Raptiva is used to control moderate to severe cases of plaque psoriasis, the most common form of the autoimmune disease, which causes red scaly patches on the skin that can itch and hurt. Raptiva, approved in the U.S. in 2003, works by inhibiting the overactive immune cells that give rise to the condition.
What is PML?
PML is a devastating infection of the nervous system caused by a virus. Known as JC virus, it attacks the white matter of the brain and disrupts nervous system activity. Symptoms depend on where in the brain the virus hits and can include deficits in speech, vision, movement and thought processes. The disease progresses rapidly and inexorably toward serious disability and death. "The average survival is generally no more than three months," says Dr. Joseph Berger, a neurologist at the University of Kentucky who has studied and written about the disease.

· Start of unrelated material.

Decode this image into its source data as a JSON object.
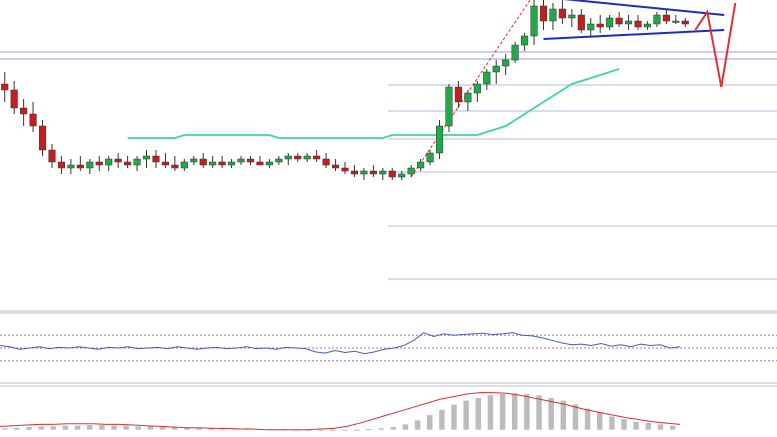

PML was an extremely rare disease until the 1980s, when it started showing up in AIDS patients. Worldwide, only 230 cases were documented between 1958 -- when the disease was first described -- and 1984. "Then it became explosive," Berger says, with about 1 in 20 AIDS deaths showing signs of PML upon autopsy.
PML does not occur without some underlying risk, and to date the highest risk comes from HIV infection. But it also can arise in people who have certain cancers, as well as transplant patients and those taking a small number of medicines, Berger says. The common thread in all these conditions is immunosuppression, either caused by a virus, cancer or drugs.
What is JC virus?
JC virus has infected an estimated 80% of the world's adult population and often remains latent in the body. For the disease to arise, a series of things -- some with very low probability -- must happen. A mutation must occur that makes the virus capable of attacking brain cells. The transformed virus must be activated and gain entry to the brain. And the brain's immune surveillance must be deficient.